Opinion
October 20, 1966
MEMORANDUM BY THE COURT. Appeal by plaintiff from a judgment of the Supreme Court entered upon a verdict of no cause of action, in an action to recover upon a fire insurance policy. There was ample circumstantial evidence, which the jury was entitled to credit, from which it could legitimately infer that plaintiff, then 92 years of age, set fire to the dwelling house, which was the subject of the insurance and which was occupied in part by him and in part by his son and his son's family. The son testified that a month before the fire his father said to him that if the son did not move out of the house he would burn it down.

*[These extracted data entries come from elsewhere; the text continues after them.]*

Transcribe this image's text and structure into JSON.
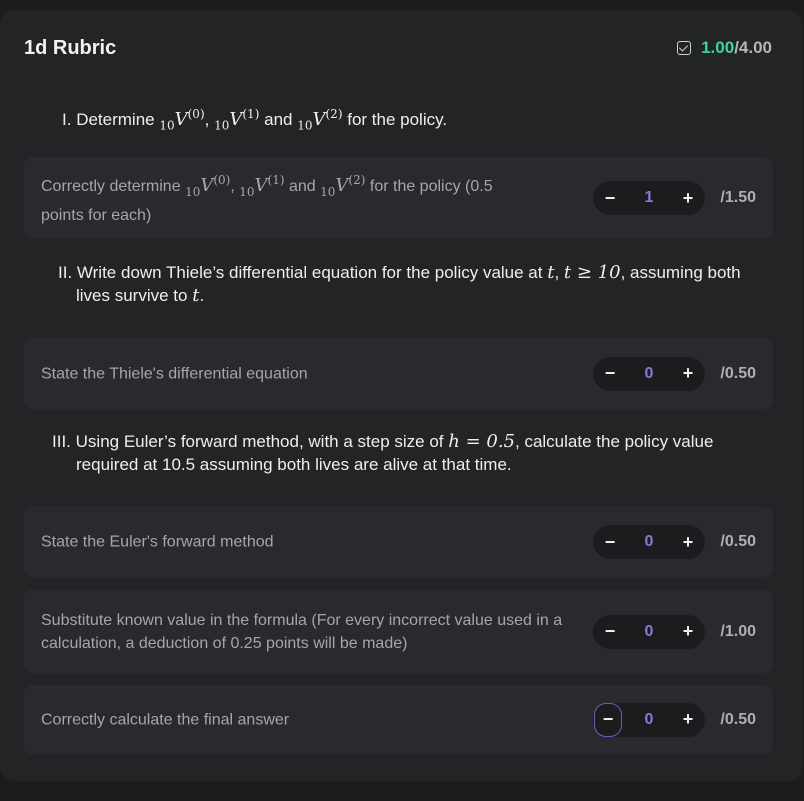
{
  "header": {
    "title": "1d Rubric",
    "score_earned": "1.00",
    "score_total": "/4.00"
  },
  "questions": [
    {
      "number": "I.",
      "text_before": "Determine",
      "text_after": "for the policy.",
      "and": "and",
      "comma": ","
    },
    {
      "number": "II.",
      "line1": "Write down Thiele’s differential equation for the policy value at",
      "line1_tail": ", assuming both",
      "line2": "lives survive to"
    },
    {
      "number": "III.",
      "line1_a": "Using Euler’s forward method, with a step size of",
      "line1_b": ", calculate the policy value",
      "line2": "required at 10.5 assuming both lives are alive at that time."
    }
  ],
  "criteria": [
    {
      "text_before": "Correctly determine",
      "text_after": "for the policy (0.5",
      "text_line2": "points for each)",
      "and": "and",
      "comma": ",",
      "value": "1",
      "max": "/1.50"
    },
    {
      "text": "State the Thiele's differential equation",
      "value": "0",
      "max": "/0.50"
    },
    {
      "text": "State the Euler's forward method",
      "value": "0",
      "max": "/0.50"
    },
    {
      "text": "Substitute known value in the formula (For every incorrect value used in a calculation, a deduction of 0.25 points will be made)",
      "value": "0",
      "max": "/1.00"
    },
    {
      "text": "Correctly calculate the final answer",
      "value": "0",
      "max": "/0.50"
    }
  ],
  "math": {
    "sub10": "10",
    "V": "V",
    "sup0": "(0)",
    "sup1": "(1)",
    "sup2": "(2)",
    "t": "t",
    "t_ge": "t ≥ 10",
    "h_eq": "h = 0.5"
  },
  "icons": {
    "minus": "−",
    "plus": "+",
    "score_icon": "checkbox-icon"
  },
  "colors": {
    "accent_green": "#37d6a2",
    "accent_purple": "#8a79d6"
  }
}
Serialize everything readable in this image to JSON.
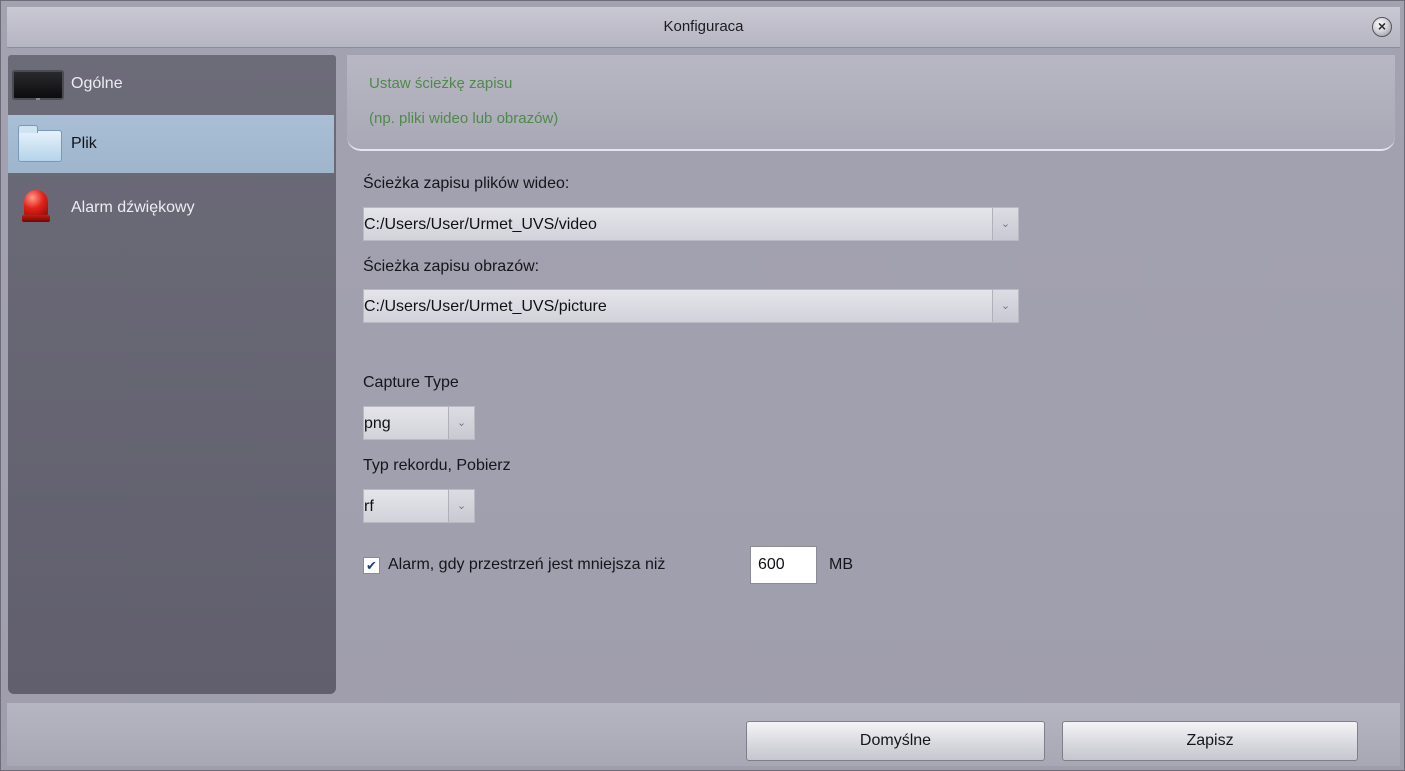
{
  "window": {
    "title": "Konfiguraca"
  },
  "sidebar": {
    "items": [
      {
        "label": "Ogólne",
        "icon": "monitor-icon",
        "active": false
      },
      {
        "label": "Plik",
        "icon": "folder-icon",
        "active": true
      },
      {
        "label": "Alarm dźwiękowy",
        "icon": "siren-icon",
        "active": false
      }
    ]
  },
  "header": {
    "line1": "Ustaw ścieżkę zapisu",
    "line2": "(np. pliki wideo lub obrazów)",
    "hint_color": "#4f8a4a"
  },
  "form": {
    "video_path_label": "Ścieżka zapisu plików wideo:",
    "video_path_value": "C:/Users/User/Urmet_UVS/video",
    "picture_path_label": "Ścieżka zapisu obrazów:",
    "picture_path_value": "C:/Users/User/Urmet_UVS/picture",
    "capture_type_label": "Capture Type",
    "capture_type_value": "png",
    "record_type_label": "Typ rekordu, Pobierz",
    "record_type_value": "rf",
    "alarm_checkbox_checked": true,
    "alarm_label": "Alarm, gdy przestrzeń jest mniejsza niż",
    "alarm_threshold": "600",
    "alarm_unit": "MB"
  },
  "footer": {
    "default_label": "Domyślne",
    "save_label": "Zapisz"
  },
  "colors": {
    "active_item": "#a9bfd6",
    "sidebar_bg": "#6c6b78",
    "window_bg": "#9f9eac"
  }
}
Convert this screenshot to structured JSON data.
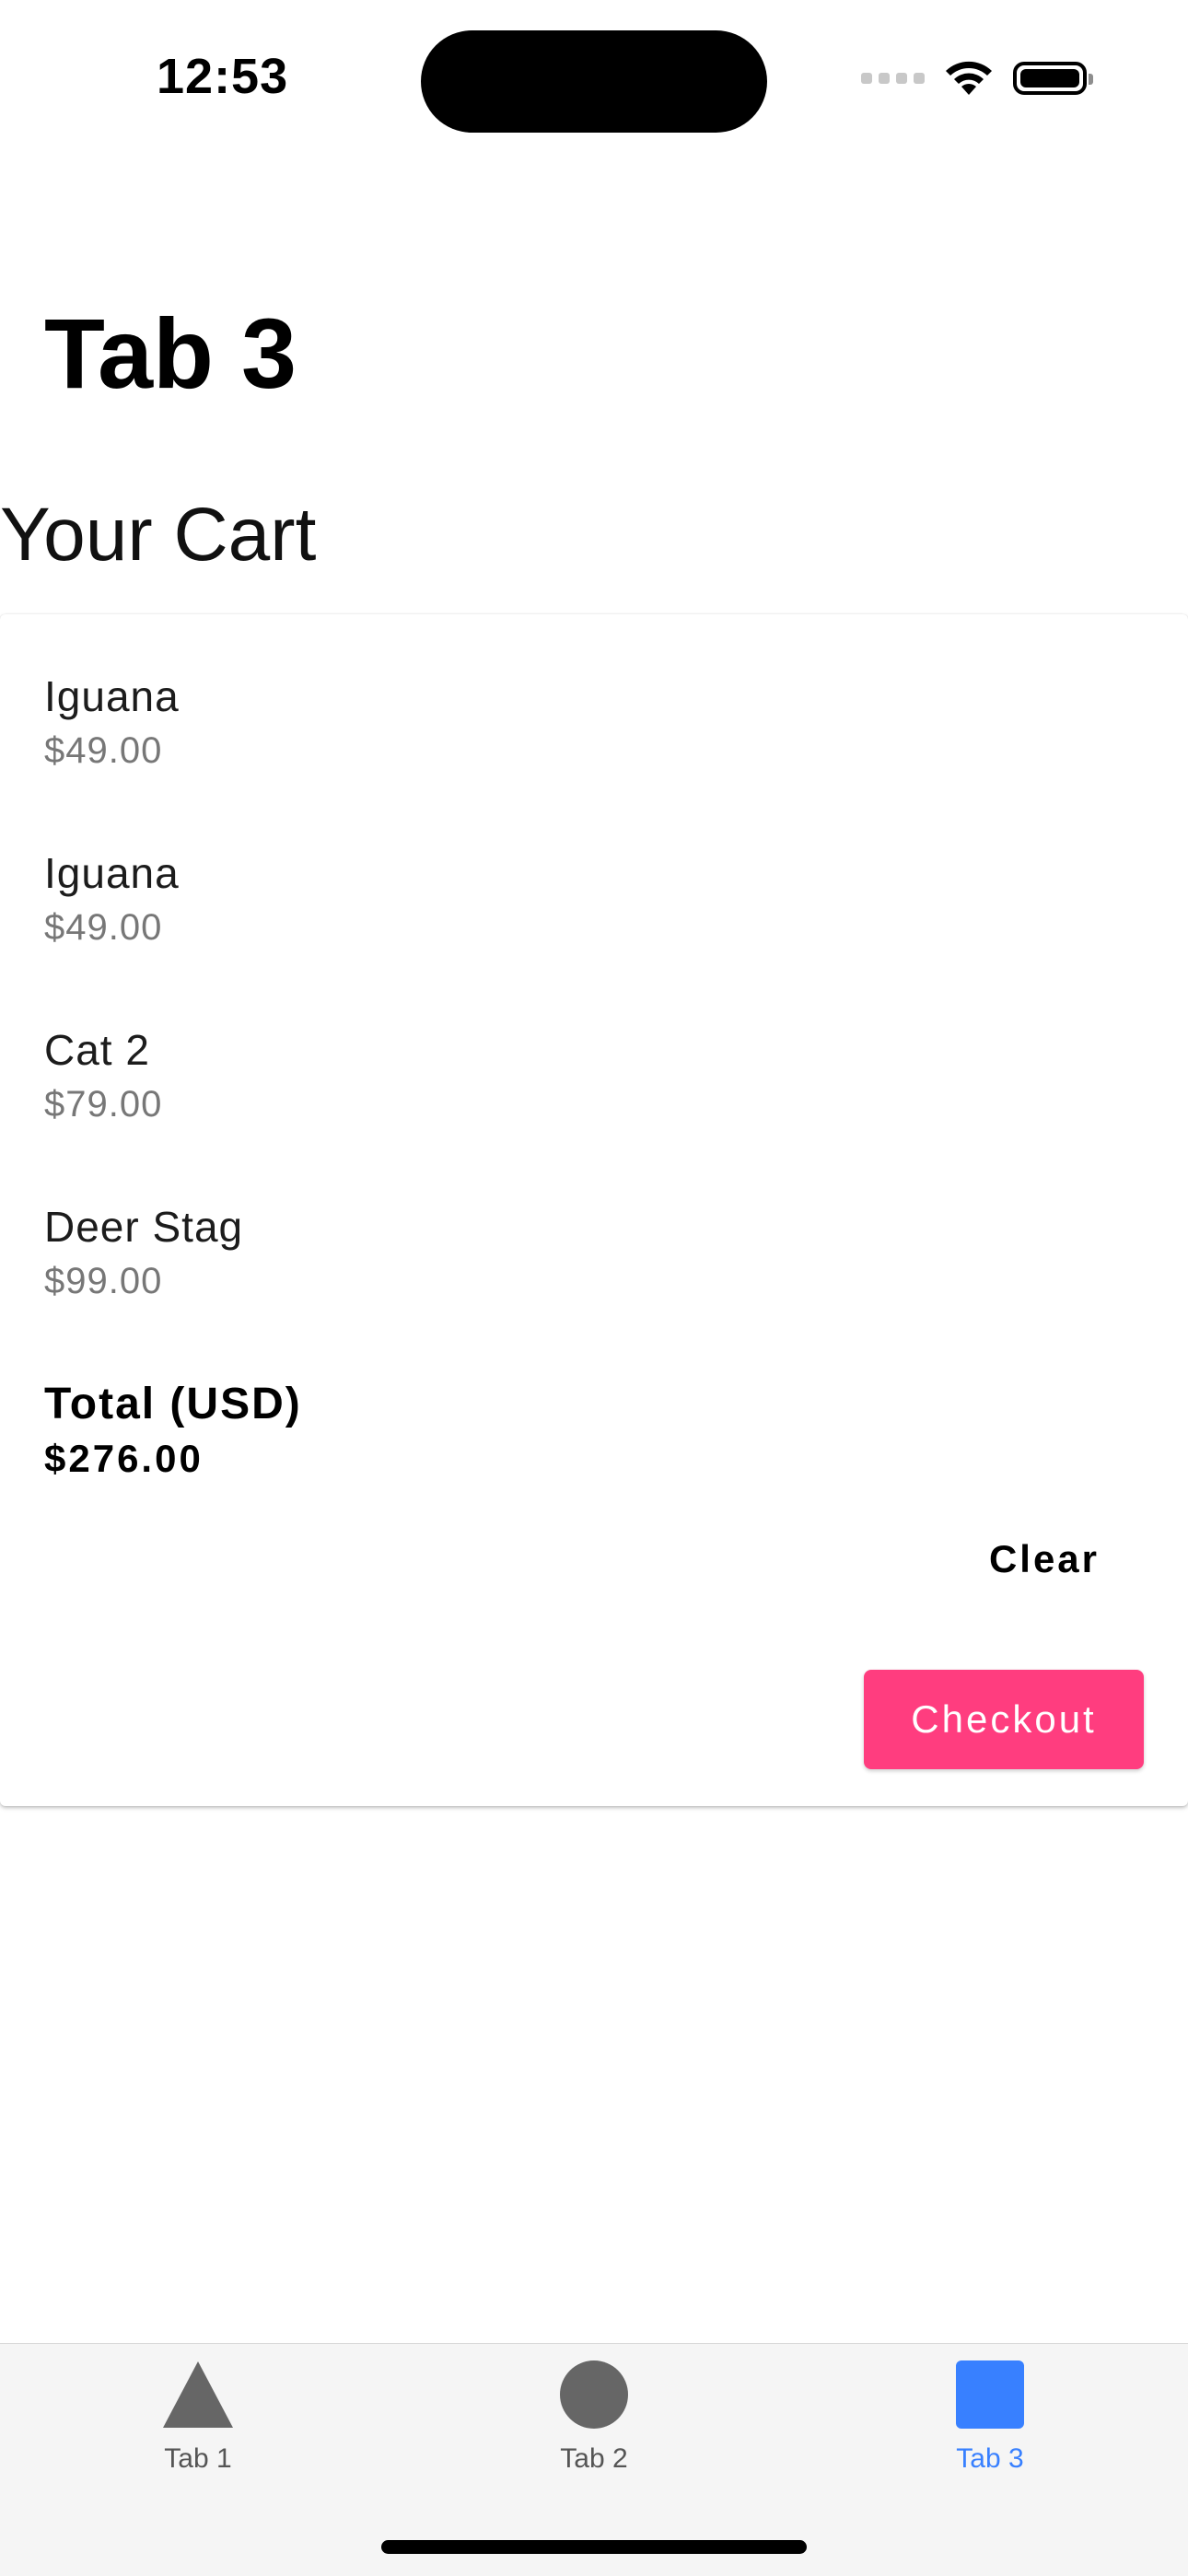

A neighbor testified that while the fire was in progress, plaintiff exhibited to her a deed and a fire insurance policy and asked her to tell him the amount of the insurance, and in the course of the same conversation said that he "told John [his son] to go or he would burn him out". The same witness said that clothing and a television set were removed from plaintiff's part of the house shortly before the fire. Plaintiff's son and other witnesses testified that plaintiff was at the scene minutes before the fire and if the jury accepted this proof it was then entitled to give damaging effect to plaintiff's denials of his proximity. There was substantial proof serving to eliminate at least the more common causes of accidental fires. As the second ground of its defense, defendant adduced proof, which the jury could well credit, of plaintiff's misrepresentations after the fire, within the provisions of the policy in such case voiding the insurance. The verdict was fully warranted by the evidence and we find no error in the charge to the jury or otherwise in the conduct of the trial. Judgment affirmed, without costs. Gibson, P.J., Herlihy, Reynolds and Staley, Jr., JJ., concur; Taylor, J., not voting.